Venant de terminer le remarquable "Bréviaire stratégique" d'Hervé Coutau-Bégarie (dont je vous proposerai, un jour prochain, une fiche de lecture forcément élogieuse), j'en tire quelques éléments sur la stratégie "maritime". J'éviterai la distinction entre "navale" et "maritime" pour m'intéresser à ce milieu fluide, dont les caractéristiques ont évolué : il y a ainsi, au cours de l'histoire, des stratégies maritimes, ce qui nous poussera à tirer quelques conclusions.

Source

Pour HCB, il y a une complexification croissante de la stratégie maritime. Au début, elle n'était qu'une simple "guerre sur mer". Puis peu à peu, il a fallu distinguer la maîtrise de la mer et la guerre des communications, sachant que l'immense majorité des théoriciens s'est concentrée sur l'étude de la première. (j'ajoute, au passage, un point qu'HCB suggère mais ne développe pas : la guerre sur mer serait le fait d'acteurs étatiques -flotte de haute mer - quand la seconde serait plutôt celle d'acteurs non étatiques -corsaires-). HCB explique que la première est une stratégie purement militaire, l'autre économique.

Mais sur mer (aussi), la bataille ne décide que rarement (et de moins en moins au cours de l'histoire) de la maîtrise de la mer, qui est l'objectif de Mahan.

Puis le progrès technique (invention du sous-marin, de l'avion et de la radio) ont transformé la mer en un espace "triple" : sous la mer, sur la mer, au dessus de la mer. Le milieu n'est plus homogène, la technique révèle sa dioptrie.

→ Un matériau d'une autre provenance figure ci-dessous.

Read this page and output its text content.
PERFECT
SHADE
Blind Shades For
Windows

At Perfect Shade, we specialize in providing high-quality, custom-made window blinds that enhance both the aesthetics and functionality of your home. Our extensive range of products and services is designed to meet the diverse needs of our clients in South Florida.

B. Brodie (à la suite d'intuitions de Castex et de Davoluy) distingue le sea control (la maîtrise des mers) et le sea denial (l’interdiction des mers). Celui qui détient la première se place en défensive stratégique puisqu'il a la supériorité. Celui qui pratique la seconde se place en offensive stratégique, pour compenser son infériorité.

Finalement, HCB distingue quatre fonctions : la dissuasion (nucléaire), la maîtrise des mers, la projection de puissance, la présence.

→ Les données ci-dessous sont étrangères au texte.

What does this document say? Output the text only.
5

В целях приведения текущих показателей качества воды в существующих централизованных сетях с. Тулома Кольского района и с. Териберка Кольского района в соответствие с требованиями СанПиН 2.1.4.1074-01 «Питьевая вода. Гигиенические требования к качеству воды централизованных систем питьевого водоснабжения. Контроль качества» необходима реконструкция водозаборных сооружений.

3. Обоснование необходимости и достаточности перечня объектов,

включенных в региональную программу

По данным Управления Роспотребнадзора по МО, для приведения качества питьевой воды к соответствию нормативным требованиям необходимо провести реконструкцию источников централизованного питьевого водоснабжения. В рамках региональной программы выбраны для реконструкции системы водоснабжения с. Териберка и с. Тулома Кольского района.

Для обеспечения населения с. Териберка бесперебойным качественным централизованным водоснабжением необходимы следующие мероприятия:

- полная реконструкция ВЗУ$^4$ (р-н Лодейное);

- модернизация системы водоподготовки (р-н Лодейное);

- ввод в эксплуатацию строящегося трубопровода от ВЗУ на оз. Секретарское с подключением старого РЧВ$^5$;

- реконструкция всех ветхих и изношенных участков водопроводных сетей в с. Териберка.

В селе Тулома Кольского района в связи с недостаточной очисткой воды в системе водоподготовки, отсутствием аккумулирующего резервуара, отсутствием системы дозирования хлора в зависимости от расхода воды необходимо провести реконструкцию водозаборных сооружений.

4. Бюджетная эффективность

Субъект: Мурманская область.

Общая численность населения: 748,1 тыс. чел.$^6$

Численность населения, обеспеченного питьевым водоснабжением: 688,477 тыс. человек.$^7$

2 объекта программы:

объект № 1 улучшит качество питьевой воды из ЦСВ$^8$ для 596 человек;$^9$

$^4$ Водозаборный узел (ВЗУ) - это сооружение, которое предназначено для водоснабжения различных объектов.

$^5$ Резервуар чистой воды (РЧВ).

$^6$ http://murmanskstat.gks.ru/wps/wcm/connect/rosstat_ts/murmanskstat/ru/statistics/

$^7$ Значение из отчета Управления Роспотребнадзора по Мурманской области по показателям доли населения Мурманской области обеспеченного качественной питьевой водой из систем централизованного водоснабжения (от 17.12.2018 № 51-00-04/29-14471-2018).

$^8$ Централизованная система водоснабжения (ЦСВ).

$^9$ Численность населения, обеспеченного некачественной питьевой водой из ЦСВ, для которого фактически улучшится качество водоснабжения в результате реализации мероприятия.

J'ajouterai quelques commentaires.

Tout d'abord, à partir de cette micro citation d'HCB, qui explique que le milieu sous-marin est "opaque" : ceci explique qu'on y place des SNLE. Il reste que quand on discute avec des sous-mariniers, on apprend qu'il y a des zones privilégiées (à opacité renforcée ?) qui font que finalement, tous les sous-marins s'y retrouvent. Sur mer et au-dessus de la me, milieux eux-aussi fluides, il n'y a pas une telle opacité, et les règles stratégiques sont donc différentes (celle "classique" de la stratégie maritime pour le "sur mer", celle de la stratégie aérienne -modulo quelques adaptations - pour l'au-dessus de la mer).

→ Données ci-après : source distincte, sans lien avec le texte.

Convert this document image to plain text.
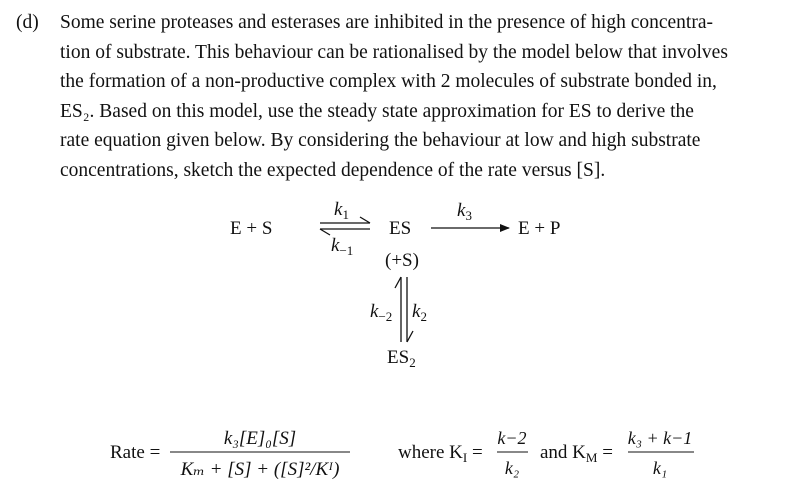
(d) Some serine proteases and esterases are inhibited in the presence of high concentra-
tion of substrate. This behaviour can be rationalised by the model below that involves
the formation of a non-productive complex with 2 molecules of substrate bonded in,
ES₂. Based on this model, use the steady state approximation for ES to derive the
rate equation given below. By considering the behaviour at low and high substrate
concentrations, sketch the expected dependence of the rate versus [S].
E + S
$k_1$
$k_{-1}$
ES
$k_3$
E + P
(+S)
$k_{-2}$ $k_2$
$ES_2$
Rate =
k₃[E]₀[S]
Kₘ + [S] + ([S]²/Kᴵ)
where $K_I$ =
k−2
k₂
and $K_M$ =
k₃ + k−1
k₁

Je vois d'ailleurs dans le milieu sous-marin la vraie similitude avec le cyberespace. Souvent, on compare le milieu marin au milieu cyber au motif qu'ils seraient tous deux fluides. Pourtant, cette caractéristique de fluidité ne suffit pas, et il faut lui adjoindre la caractéristique d'opacité, propre au seul milieu sous-marin, (sous-partie du milieu marin). Dès lors, les modalités se ressemblent :

  • un sous-marin est à l'écoute, et doit distinguer le silence suspect (suspect car silencieux, et suggérant peut-être un objet plus furtif que son environnement) au milieu de fracas des bruits environnants, et notamment du banc de crevettes alentour ;
  • un spécialiste de défense cyber observe l'ensemble du trafic et doit repérer le signal "faible" qui indique un intrus cherchant à s'introduire dans son système.
  • A chaque fois, il s'agit de détecter le micro-bruit qui signale la menace.

Ensuite, je m'interroge sur cette négligence ancienne de la stratégie "économique", c'est-à-dire se concentrant sur les voies de communications. Là encore, la question des routes est plus importantes que le "milieu" que ces routes traversent. L'espace fluide n'est pas utile en tant que tel, ce qui est utile, ce sont les routes qui relient des points remarquables (ce que j'avais signalé dans Introduction à la cyberstratégie). Ou encore : il vaut mieux s'intéresser aux flux qu'au fluide.

Or, le cyberespace n'est pas un espace fluide, c'est un espace de flux, ce qui n'est pas la même chose. Ce qui explique le rôle majeur des "corsaires modernes" que sont les hackers, parfaitement adaptés à cette guerre des flux, par procuration des États.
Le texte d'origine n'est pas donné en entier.